Un vote permettrait de clarifier la situation, juge celle qui va rendre son poste de présidente de la Confédération. Au moment où les relations Suisse-UE se tendent

Il faut «clarifier les choses», selon Doris Leuthard, qui parle de la relation, tendue ces jours, entre la Suisse et l’UE. Au SonntagsBlick, dressant le bilan de son année présidentielle, la ministre PDC a dit souhaiter un vote sur les liens Suisse-UE. Elle évoque un «vote de principe qui permette de savoir où nous allons». Il pourrait porter sur l’hypothétique accord-cadre, instrument global qui fixerait les relations entre les deux entités de manière générale, et que réclame la Commission européenne.

La météo se dégrade

Ces derniers jours, la situation sur ce front s’est dégradée après que la Commission a refusé de prolonger de manière indéfinie la reconnaissance dont bénéficie la bourse suisse.
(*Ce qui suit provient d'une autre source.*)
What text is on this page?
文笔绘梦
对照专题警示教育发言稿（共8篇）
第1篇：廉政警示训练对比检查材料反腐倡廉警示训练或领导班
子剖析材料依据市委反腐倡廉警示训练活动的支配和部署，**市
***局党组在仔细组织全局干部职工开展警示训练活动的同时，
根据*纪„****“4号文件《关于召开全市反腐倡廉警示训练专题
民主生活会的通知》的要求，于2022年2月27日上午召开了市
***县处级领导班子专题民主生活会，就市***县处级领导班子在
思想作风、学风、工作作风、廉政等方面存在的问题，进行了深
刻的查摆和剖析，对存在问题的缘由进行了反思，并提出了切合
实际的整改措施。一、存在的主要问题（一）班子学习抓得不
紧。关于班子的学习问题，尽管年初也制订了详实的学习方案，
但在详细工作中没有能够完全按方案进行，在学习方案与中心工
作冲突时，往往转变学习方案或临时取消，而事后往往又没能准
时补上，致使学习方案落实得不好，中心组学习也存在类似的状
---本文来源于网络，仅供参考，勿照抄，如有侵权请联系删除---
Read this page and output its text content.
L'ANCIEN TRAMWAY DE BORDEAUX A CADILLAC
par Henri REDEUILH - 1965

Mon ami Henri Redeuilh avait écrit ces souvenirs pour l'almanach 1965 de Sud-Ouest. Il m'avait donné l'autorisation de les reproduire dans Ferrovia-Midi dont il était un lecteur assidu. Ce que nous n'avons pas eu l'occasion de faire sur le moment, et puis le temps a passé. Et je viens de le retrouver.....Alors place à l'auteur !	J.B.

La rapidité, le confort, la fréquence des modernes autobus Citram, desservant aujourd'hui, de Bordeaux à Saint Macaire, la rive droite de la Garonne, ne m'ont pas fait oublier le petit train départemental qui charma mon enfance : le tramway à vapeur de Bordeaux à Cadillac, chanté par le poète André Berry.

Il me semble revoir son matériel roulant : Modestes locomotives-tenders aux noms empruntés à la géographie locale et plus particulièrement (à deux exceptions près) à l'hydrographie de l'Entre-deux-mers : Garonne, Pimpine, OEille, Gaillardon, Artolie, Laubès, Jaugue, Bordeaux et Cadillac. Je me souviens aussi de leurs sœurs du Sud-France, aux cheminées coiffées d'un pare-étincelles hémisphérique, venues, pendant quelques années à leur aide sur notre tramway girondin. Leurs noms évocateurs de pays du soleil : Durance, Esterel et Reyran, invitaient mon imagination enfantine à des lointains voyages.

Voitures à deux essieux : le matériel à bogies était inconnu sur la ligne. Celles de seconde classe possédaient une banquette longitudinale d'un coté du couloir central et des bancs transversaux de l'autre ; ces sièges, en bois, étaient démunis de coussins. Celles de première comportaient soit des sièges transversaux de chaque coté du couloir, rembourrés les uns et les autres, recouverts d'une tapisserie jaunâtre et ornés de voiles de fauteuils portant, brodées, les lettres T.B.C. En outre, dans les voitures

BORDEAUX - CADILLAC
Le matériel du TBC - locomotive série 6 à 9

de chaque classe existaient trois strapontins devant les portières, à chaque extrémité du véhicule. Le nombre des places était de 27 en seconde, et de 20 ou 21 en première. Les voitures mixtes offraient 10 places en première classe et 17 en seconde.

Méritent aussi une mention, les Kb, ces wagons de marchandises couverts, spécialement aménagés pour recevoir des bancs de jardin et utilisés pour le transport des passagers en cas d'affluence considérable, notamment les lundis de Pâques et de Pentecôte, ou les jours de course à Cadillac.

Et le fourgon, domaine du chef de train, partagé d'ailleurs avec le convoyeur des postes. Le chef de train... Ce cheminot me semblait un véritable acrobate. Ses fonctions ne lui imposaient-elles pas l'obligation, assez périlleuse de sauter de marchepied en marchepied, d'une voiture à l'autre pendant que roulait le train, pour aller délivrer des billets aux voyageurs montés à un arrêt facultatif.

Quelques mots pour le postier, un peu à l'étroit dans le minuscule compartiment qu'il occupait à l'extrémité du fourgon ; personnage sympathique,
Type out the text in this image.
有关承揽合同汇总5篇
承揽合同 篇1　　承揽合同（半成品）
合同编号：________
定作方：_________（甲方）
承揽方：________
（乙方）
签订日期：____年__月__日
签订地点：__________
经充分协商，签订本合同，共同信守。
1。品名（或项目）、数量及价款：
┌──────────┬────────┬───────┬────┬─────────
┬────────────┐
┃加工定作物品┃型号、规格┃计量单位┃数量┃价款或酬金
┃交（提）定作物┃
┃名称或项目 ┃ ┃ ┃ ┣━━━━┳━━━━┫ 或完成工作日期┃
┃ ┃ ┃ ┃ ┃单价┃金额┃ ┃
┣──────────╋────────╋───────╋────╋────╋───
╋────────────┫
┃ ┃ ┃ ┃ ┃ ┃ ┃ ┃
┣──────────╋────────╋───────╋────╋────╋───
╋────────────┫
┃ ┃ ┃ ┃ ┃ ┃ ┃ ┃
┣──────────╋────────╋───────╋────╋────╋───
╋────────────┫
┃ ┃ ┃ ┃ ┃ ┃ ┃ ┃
Officiellement courroucé, le Conseil fédéral a menacé de mettre dans la balance une partie du milliard de cohésion. Doris Leuthard fait le parallèle avec les négociations de Bruxelles avec Londres, à propos du Brexit. «Certains pays nous mettent dans le même sac que la Grande-Bretagne et veulent faire un exemple. D’autres veulent empêcher le renforcement de notre place financière», juge la présidente.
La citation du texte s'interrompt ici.